Nigeria's Contradictory Roles for Women




Nigeria's Contradictory Roles for Women  

By: Destiny Tamunoala Emmanuel

The outcome of Tuesday's party primaries of the All Progressives Congress, APC, across the country is a huge contradiction of the Federal Government's variously expressed desire for greater participation of women in national affairs.  

This is so when taken into account alongside the ongoing proposal in the National Assembly for an upgrade in the level of participation by women in our parliament.  

It has been observed in very many quarters by women, and even by some men, over the unfair deal meted out to women by the ruling party in Tuesday's primaries held across the nation.  

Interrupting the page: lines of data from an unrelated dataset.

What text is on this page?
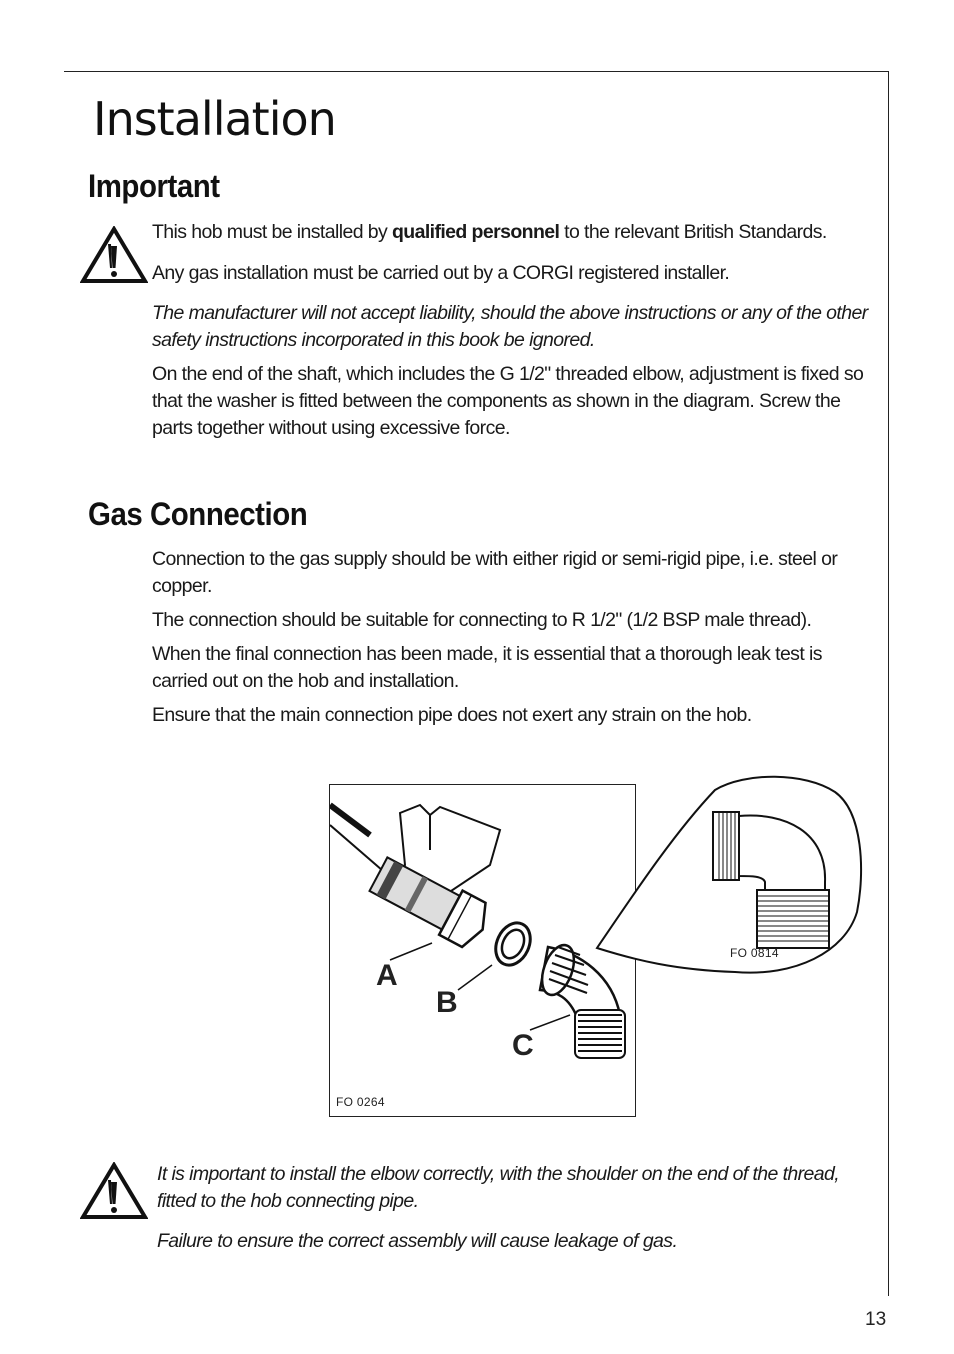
Installation
Important

This hob must be installed by qualified personnel to the relevant British Standards.

Any gas installation must be carried out by a CORGI registered installer.

The manufacturer will not accept liability, should the above instructions or any of the other safety instructions incorporated in this book be ignored.

On the end of the shaft, which includes the G 1/2" threaded elbow, adjustment is fixed so that the washer is fitted between the components as shown in the diagram. Screw the parts together without using excessive force.

Gas Connection

Connection to the gas supply should be with either rigid or semi-rigid pipe, i.e. steel or copper.

The connection should be suitable for connecting to R 1/2" (1/2 BSP male thread).

When the final connection has been made, it is essential that a thorough leak test is carried out on the hob and installation.

Ensure that the main connection pipe does not exert any strain on the hob.

A
B
C
FO 0264
FO 0814

It is important to install the elbow correctly, with the shoulder on the end of the thread, fitted to the hob connecting pipe.

Failure to ensure the correct assembly will cause leakage of gas.

13
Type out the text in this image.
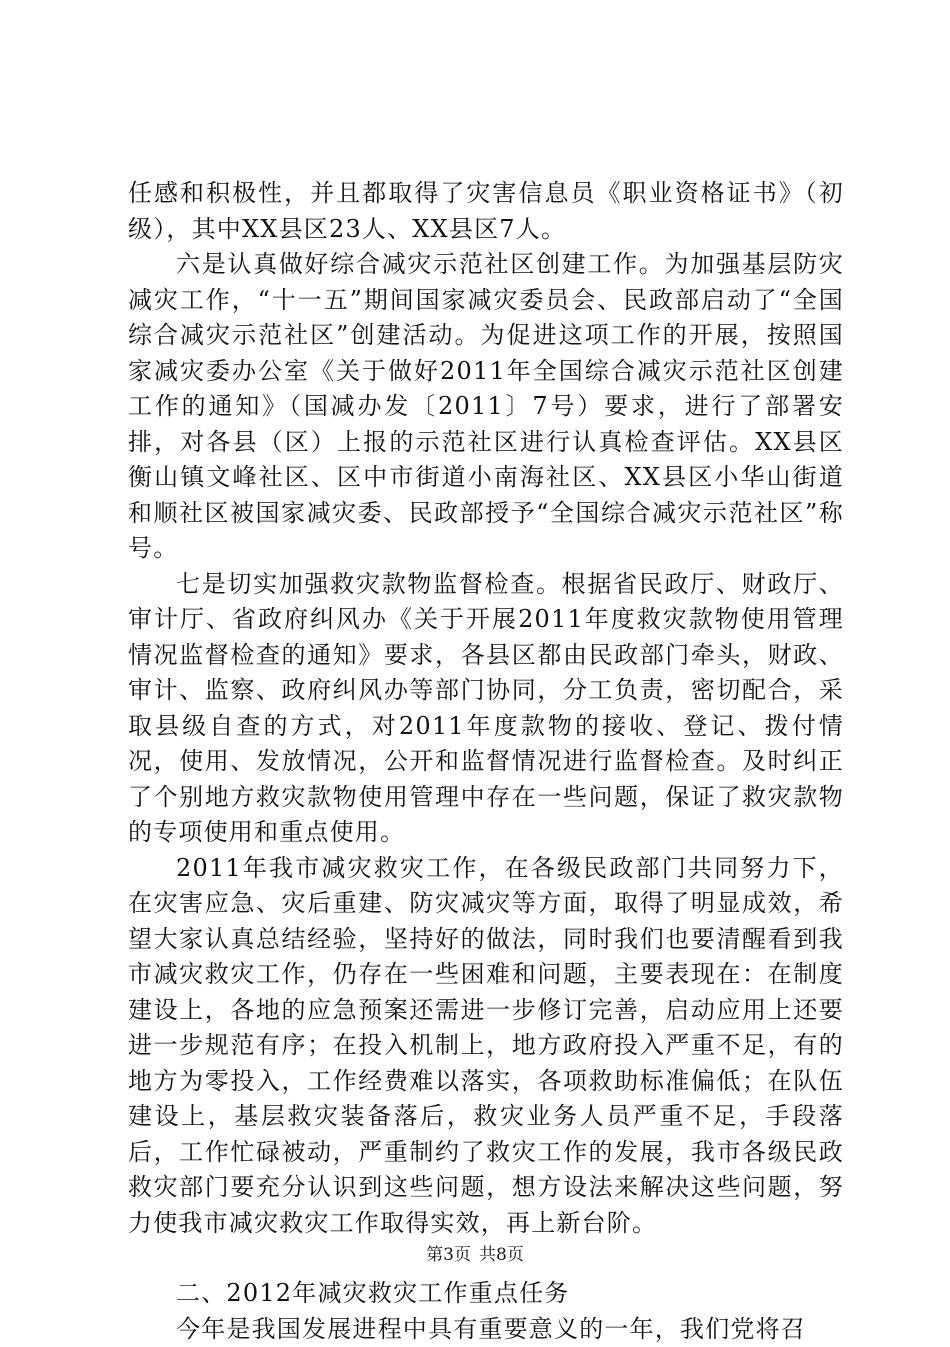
任感和积极性，并且都取得了灾害信息员《职业资格证书》（初级），其中XX县区23人、XX县区7人。

六是认真做好综合减灾示范社区创建工作。为加强基层防灾减灾工作，“十一五”期间国家减灾委员会、民政部启动了“全国综合减灾示范社区”创建活动。为促进这项工作的开展，按照国家减灾委办公室《关于做好2011年全国综合减灾示范社区创建工作的通知》（国减办发〔2011〕7号）要求，进行了部署安排，对各县（区）上报的示范社区进行认真检查评估。XX县区衡山镇文峰社区、区中市街道小南海社区、XX县区小华山街道和顺社区被国家减灾委、民政部授予“全国综合减灾示范社区”称号。

七是切实加强救灾款物监督检查。根据省民政厅、财政厅、审计厅、省政府纠风办《关于开展2011年度救灾款物使用管理情况监督检查的通知》要求，各县区都由民政部门牵头，财政、审计、监察、政府纠风办等部门协同，分工负责，密切配合，采取县级自查的方式，对2011年度款物的接收、登记、拨付情况，使用、发放情况，公开和监督情况进行监督检查。及时纠正了个别地方救灾款物使用管理中存在一些问题，保证了救灾款物的专项使用和重点使用。

2011年我市减灾救灾工作，在各级民政部门共同努力下，在灾害应急、灾后重建、防灾减灾等方面，取得了明显成效，希望大家认真总结经验，坚持好的做法，同时我们也要清醒看到我市减灾救灾工作，仍存在一些困难和问题，主要表现在：在制度建设上，各地的应急预案还需进一步修订完善，启动应用上还要进一步规范有序；在投入机制上，地方政府投入严重不足，有的地方为零投入，工作经费难以落实，各项救助标准偏低；在队伍建设上，基层救灾装备落后，救灾业务人员严重不足，手段落后，工作忙碌被动，严重制约了救灾工作的发展，我市各级民政救灾部门要充分认识到这些问题，想方设法来解决这些问题，努力使我市减灾救灾工作取得实效，再上新台阶。

二、2012年减灾救灾工作重点任务

今年是我国发展进程中具有重要意义的一年，我们党将召

第3页 共8页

Even the few women themselves in the National Assembly who were allegedly unjustifiably humiliated in the primaries are sending an SOS to the highest and final level of both party and governmental authority, in Nigeria, i.e., President Bola Ahmed Tinubu, to use his wide powers to review the cases of women in the All Progressives Congress, APC, who were allegedly deliberately sidelined and refused their return to their seats either in the House of Representatives or in the Senate.  

We cannot be preaching A and be doing B. We cannot, on one hand, be talking about enhanced or increased women participation in national affairs while, at the same time, conducting ourselves in irregular manner to further reduce women’s presence and active participation in the affairs of this nation.  

In pursuit of encouraging our women to engage in politics, almost every political party in the country has often waived the heavy sums of money usually imposed for obtaining election forms while only involving them in the payment of the relatively smaller fees for the expression of interest.  

What happened in the APC primaries on Tuesday was a mockery of President Tinubu's noble, genuine, and persistent concern for women’s emancipation in Nigeria and an intolerable consignment of Nigerian women to the back seat.  

We state as a matter of fact that women are better and more fastidious party loyalists. They are also more enduring in their support for wherever they belong, and it is therefore a disservice to them to deliberately forge an embarrassing posture against them in the name of internal party politics.  

We therefore make a strong appeal to Mr. President to reinstate all female members of the National Assembly who were shoved out of their positions and replaced, not by women for that matter, but by men during the immediate past party primaries of the All Progressives Congress, APC, nationwide, thereby taking their party loyalty for granted.  

Please, Mr. President, you have the power to act both at the party level and governmentally to assuage the disappointment of the female members of your party by returning all women to their seats in the National Assembly.